Ao mesmo tempo, é bem verdade que há um lado anódino na filmografia de Weir, que fez filmes célebres e famosos ("O Clube dos Poetas Mortos" deve ser o melhor exemplo), é certo, mas que nunca fez um filme memorável, algo que dê especial vontade de rever ou que acorra com frequência à lembrança. No seu melhor (aqui se calhar o melhor é convocar "A Testemunha"), é um cineasta capaz de levar a rotina às suas máximas virtudes; no seu pior, é um cineasta capaz de afundar na rotina projectos que, à partida, teriam algo de especial e anti-rotineiro ("Truman Show" entra aqui).
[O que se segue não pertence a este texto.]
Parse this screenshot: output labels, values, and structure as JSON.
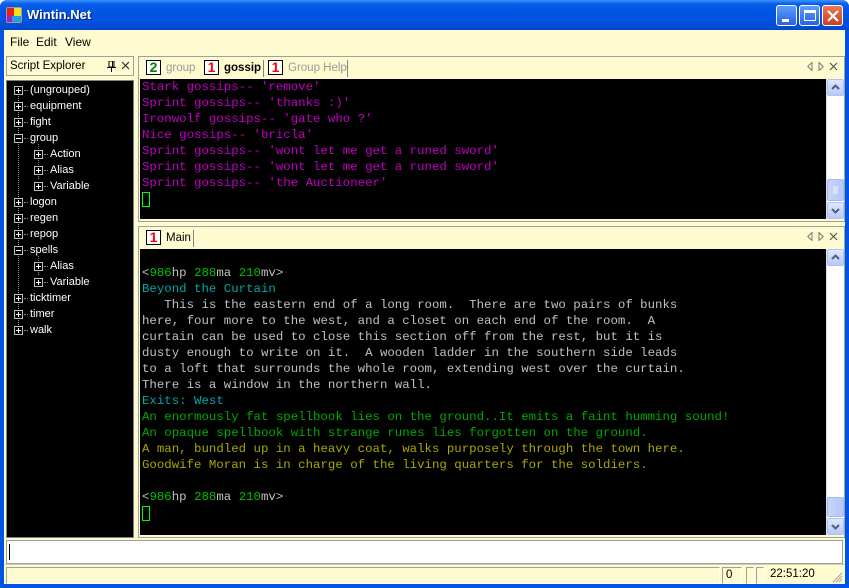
{
  "window": {
    "title": "Wintin.Net",
    "buttons": {
      "minimize": "minimize",
      "maximize": "maximize",
      "close": "close"
    }
  },
  "menu": {
    "items": [
      "File",
      "Edit",
      "View"
    ]
  },
  "explorer": {
    "title": "Script Explorer",
    "tree": [
      {
        "label": "(ungrouped)",
        "level": 0,
        "expanded": false
      },
      {
        "label": "equipment",
        "level": 0,
        "expanded": false
      },
      {
        "label": "fight",
        "level": 0,
        "expanded": false
      },
      {
        "label": "group",
        "level": 0,
        "expanded": true
      },
      {
        "label": "Action",
        "level": 1,
        "expanded": false
      },
      {
        "label": "Alias",
        "level": 1,
        "expanded": false
      },
      {
        "label": "Variable",
        "level": 1,
        "expanded": false
      },
      {
        "label": "logon",
        "level": 0,
        "expanded": false
      },
      {
        "label": "regen",
        "level": 0,
        "expanded": false
      },
      {
        "label": "repop",
        "level": 0,
        "expanded": false
      },
      {
        "label": "spells",
        "level": 0,
        "expanded": true
      },
      {
        "label": "Alias",
        "level": 1,
        "expanded": false
      },
      {
        "label": "Variable",
        "level": 1,
        "expanded": false
      },
      {
        "label": "ticktimer",
        "level": 0,
        "expanded": false
      },
      {
        "label": "timer",
        "level": 0,
        "expanded": false
      },
      {
        "label": "walk",
        "level": 0,
        "expanded": false
      }
    ]
  },
  "top_pane": {
    "tabs": [
      {
        "count": "2",
        "count_color": "#008000",
        "label": "group",
        "active": false
      },
      {
        "count": "1",
        "count_color": "#ff0000",
        "label": "gossip",
        "active": true
      },
      {
        "count": "1",
        "count_color": "#ff0000",
        "label": "Group Help",
        "active": false
      }
    ],
    "lines": [
      [
        {
          "t": "Stark gossips-- 'remove'",
          "c": "#c000c0"
        }
      ],
      [
        {
          "t": "Sprint gossips-- 'thanks :)'",
          "c": "#c000c0"
        }
      ],
      [
        {
          "t": "Ironwolf gossips-- 'gate who ?'",
          "c": "#c000c0"
        }
      ],
      [
        {
          "t": "Nice gossips-- 'bricla'",
          "c": "#c000c0"
        }
      ],
      [
        {
          "t": "Sprint gossips-- 'wont let me get a runed sword'",
          "c": "#c000c0"
        }
      ],
      [
        {
          "t": "Sprint gossips-- 'wont let me get a runed sword'",
          "c": "#c000c0"
        }
      ],
      [
        {
          "t": "Sprint gossips-- 'the Auctioneer'",
          "c": "#c000c0"
        }
      ]
    ]
  },
  "main_pane": {
    "tabs": [
      {
        "count": "1",
        "count_color": "#ff0000",
        "label": "Main",
        "active": true
      }
    ],
    "lines": [
      [],
      [
        {
          "t": "<",
          "c": "#c0c0c0"
        },
        {
          "t": "986",
          "c": "#00c000"
        },
        {
          "t": "hp ",
          "c": "#c0c0c0"
        },
        {
          "t": "288",
          "c": "#00c000"
        },
        {
          "t": "ma ",
          "c": "#c0c0c0"
        },
        {
          "t": "210",
          "c": "#00c000"
        },
        {
          "t": "mv>",
          "c": "#c0c0c0"
        }
      ],
      [
        {
          "t": "Beyond the Curtain",
          "c": "#00a8a8"
        }
      ],
      [
        {
          "t": "   This is the eastern end of a long room.  There are two pairs of bunks",
          "c": "#c0c0c0"
        }
      ],
      [
        {
          "t": "here, four more to the west, and a closet on each end of the room.  A",
          "c": "#c0c0c0"
        }
      ],
      [
        {
          "t": "curtain can be used to close this section off from the rest, but it is",
          "c": "#c0c0c0"
        }
      ],
      [
        {
          "t": "dusty enough to write on it.  A wooden ladder in the southern side leads",
          "c": "#c0c0c0"
        }
      ],
      [
        {
          "t": "to a loft that surrounds the whole room, extending west over the curtain.",
          "c": "#c0c0c0"
        }
      ],
      [
        {
          "t": "There is a window in the northern wall.",
          "c": "#c0c0c0"
        }
      ],
      [
        {
          "t": "Exits: West",
          "c": "#00a8a8"
        }
      ],
      [
        {
          "t": "An enormously fat spellbook lies on the ground..It emits a faint humming sound!",
          "c": "#00a800"
        }
      ],
      [
        {
          "t": "An opaque spellbook with strange runes lies forgotten on the ground.",
          "c": "#00a800"
        }
      ],
      [
        {
          "t": "A man, bundled up in a heavy coat, walks purposely through the town here.",
          "c": "#a8a800"
        }
      ],
      [
        {
          "t": "Goodwife Moran is in charge of the living quarters for the soldiers.",
          "c": "#a8a800"
        }
      ],
      [],
      [
        {
          "t": "<",
          "c": "#c0c0c0"
        },
        {
          "t": "986",
          "c": "#00c000"
        },
        {
          "t": "hp ",
          "c": "#c0c0c0"
        },
        {
          "t": "288",
          "c": "#00c000"
        },
        {
          "t": "ma ",
          "c": "#c0c0c0"
        },
        {
          "t": "210",
          "c": "#00c000"
        },
        {
          "t": "mv>",
          "c": "#c0c0c0"
        }
      ]
    ]
  },
  "command_input": {
    "value": "",
    "placeholder": ""
  },
  "status": {
    "panels": [
      "",
      "0",
      "",
      "",
      "22:51:20"
    ]
  },
  "colors": {
    "titlebar": "#0054e3",
    "client_bg": "#fffbd0",
    "terminal_bg": "#000000",
    "cursor": "#00ff00"
  }
}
O que torna "Master and Comandes - O Lado Longínquo do Mundo" um objecto minimamente interessante é o facto de ele parecer corporizar - sem nunca se decidir verdadeiramente, o que é pena - esse conflito entre o cumprimento da rotina e a procura de algo de mais excêntrico. Aparentemente, estamos numa atmosfera de género épico, durante as guerras napoleónicas, a bordo do navio inglês do qual Russell Crowe é "master and commander".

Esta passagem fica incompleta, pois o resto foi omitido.